Optreden Amerikaanse zangeres in Sportcentrum Bruinsma te Stadskanaal
“Hallo Stadskanaal” roept Ellen Foley naar het enthousiaste publiek. Sinds 1980 is de Amerikaanse zangeres – die bij ons vooral bekend is als de stem in Meat Loaf’s Paradise by the Dashboard Light – niet meer in Nederland geweest en is dan ook aangenaam verrast om zoveel fans te zien. Naast nummers van haar nieuwe album About Time speelt Foley vanavond ook haar grote hits uit het verleden en nummers van een aantal legendarische bands en artiesten.
Ellen Foley wordt begeleid door een uitstekende begeleidingsband en begint haar optreden met Worried Woman, een nummer van het album About Time. Van deze nieuwe plaat wordt met Guilty ook een heerlijk bluesy nummer van Randy Newman ten gehore gebracht. Onder de hoogtepunten van de avond vallen zeker ook de intens en fraai gespeelde songs What’s a Matter Baby (Is It Hurting You) en We Belong to the Night, twee grote hits van haar debuut-album Nightout uit 1979.

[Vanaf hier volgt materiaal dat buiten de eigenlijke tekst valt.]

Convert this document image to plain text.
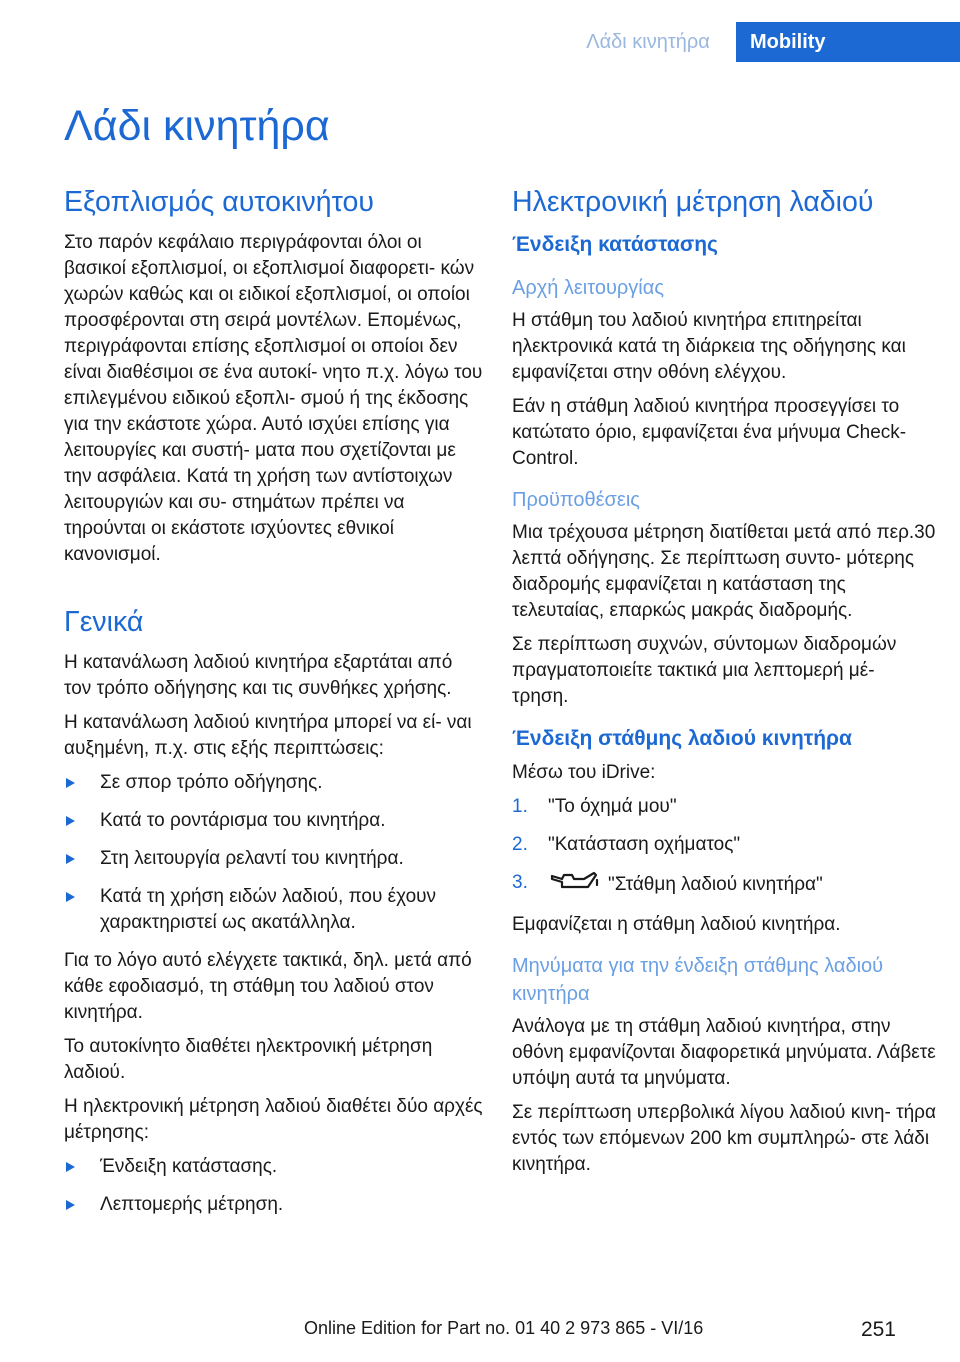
Λάδι κινητήρα	Mobility
Λάδι κινητήρα
Εξοπλισμός αυτοκινήτου

Στο παρόν κεφάλαιο περιγράφονται όλοι οι βασικοί εξοπλισμοί, οι εξοπλισμοί διαφορετι- κών χωρών καθώς και οι ειδικοί εξοπλισμοί, οι οποίοι προσφέρονται στη σειρά μοντέλων. Επομένως, περιγράφονται επίσης εξοπλισμοί οι οποίοι δεν είναι διαθέσιμοι σε ένα αυτοκί- νητο π.χ. λόγω του επιλεγμένου ειδικού εξοπλι- σμού ή της έκδοσης για την εκάστοτε χώρα. Αυτό ισχύει επίσης για λειτουργίες και συστή- ματα που σχετίζονται με την ασφάλεια. Κατά τη χρήση των αντίστοιχων λειτουργιών και συ- στημάτων πρέπει να τηρούνται οι εκάστοτε ισχύοντες εθνικοί κανονισμοί.

Γενικά

Η κατανάλωση λαδιού κινητήρα εξαρτάται από τον τρόπο οδήγησης και τις συνθήκες χρήσης.

Η κατανάλωση λαδιού κινητήρα μπορεί να εί- ναι αυξημένη, π.χ. στις εξής περιπτώσεις:

Σε σπορ τρόπο οδήγησης.
Κατά το ροντάρισμα του κινητήρα.
Στη λειτουργία ρελαντί του κινητήρα.
Κατά τη χρήση ειδών λαδιού, που έχουν χαρακτηριστεί ως ακατάλληλα.

Για το λόγο αυτό ελέγχετε τακτικά, δηλ. μετά από κάθε εφοδιασμό, τη στάθμη του λαδιού στον κινητήρα.

Το αυτοκίνητο διαθέτει ηλεκτρονική μέτρηση λαδιού.

Η ηλεκτρονική μέτρηση λαδιού διαθέτει δύο αρχές μέτρησης:

Ένδειξη κατάστασης.
Λεπτομερής μέτρηση.
Ηλεκτρονική μέτρηση λαδιού
Ένδειξη κατάστασης
Αρχή λειτουργίας

Η στάθμη του λαδιού κινητήρα επιτηρείται ηλεκτρονικά κατά τη διάρκεια της οδήγησης και εμφανίζεται στην οθόνη ελέγχου.

Εάν η στάθμη λαδιού κινητήρα προσεγγίσει το κατώτατο όριο, εμφανίζεται ένα μήνυμα Check-Control.

Προϋποθέσεις

Μια τρέχουσα μέτρηση διατίθεται μετά από περ.30 λεπτά οδήγησης. Σε περίπτωση συντο- μότερης διαδρομής εμφανίζεται η κατάσταση της τελευταίας, επαρκώς μακράς διαδρομής.

Σε περίπτωση συχνών, σύντομων διαδρομών πραγματοποιείτε τακτικά μια λεπτομερή μέ- τρηση.

Ένδειξη στάθμης λαδιού κινητήρα

Μέσω του iDrive:

1. "Το όχημά μου"
2. "Κατάσταση οχήματος"
3.	"Στάθμη λαδιού κινητήρα"

Εμφανίζεται η στάθμη λαδιού κινητήρα.

Μηνύματα για την ένδειξη στάθμης λαδιού κινητήρα

Ανάλογα με τη στάθμη λαδιού κινητήρα, στην οθόνη εμφανίζονται διαφορετικά μηνύματα. Λάβετε υπόψη αυτά τα μηνύματα.

Σε περίπτωση υπερβολικά λίγου λαδιού κινη- τήρα εντός των επόμενων 200 km συμπληρώ- στε λάδι κινητήρα.

Online Edition for Part no. 01 40 2 973 865 - VI/16	251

Het is algemeen bekend dat Foley een grote fan is van de Rolling Stones. Het is dan ook niet vreemd dat met Stupid Girl en Sway twee nummers van deze legendarische Britse rockband voorbij komen. Verrassend is het nummer Irene dat Foley onlangs nog speelde op het verjaardagspartijtje van Ian Hunter. Aan het einde van de set speelt Foley met Carry On één van de beste rock-songs van haar nieuwe album.
The Clash
In de toegift volgt nog het met overtuiging gespeelde Should I Stay or Should I Go van The Clash, het nummer dat Mick Jones van The Clash schreef voor Foley toen zij aan het daten waren. Zelf kondigt ze het nummer aan met de woorden “Er wordt gezegd dat ik een binding heb met deze song, maar ik kan het bevestigen noch ontkennen”.
Het is spijtig dat dit optreden al na ruim een uur spelen eindigt. Vanwege het vele lawaai uit het publiek wordt het concert ingekort, dus helaas geen Heaven Can Wait. Na afloop neemt de sympathieke Foley wel ruim de tijd om met de fans te praten, op de foto te gaan en albums te signeren.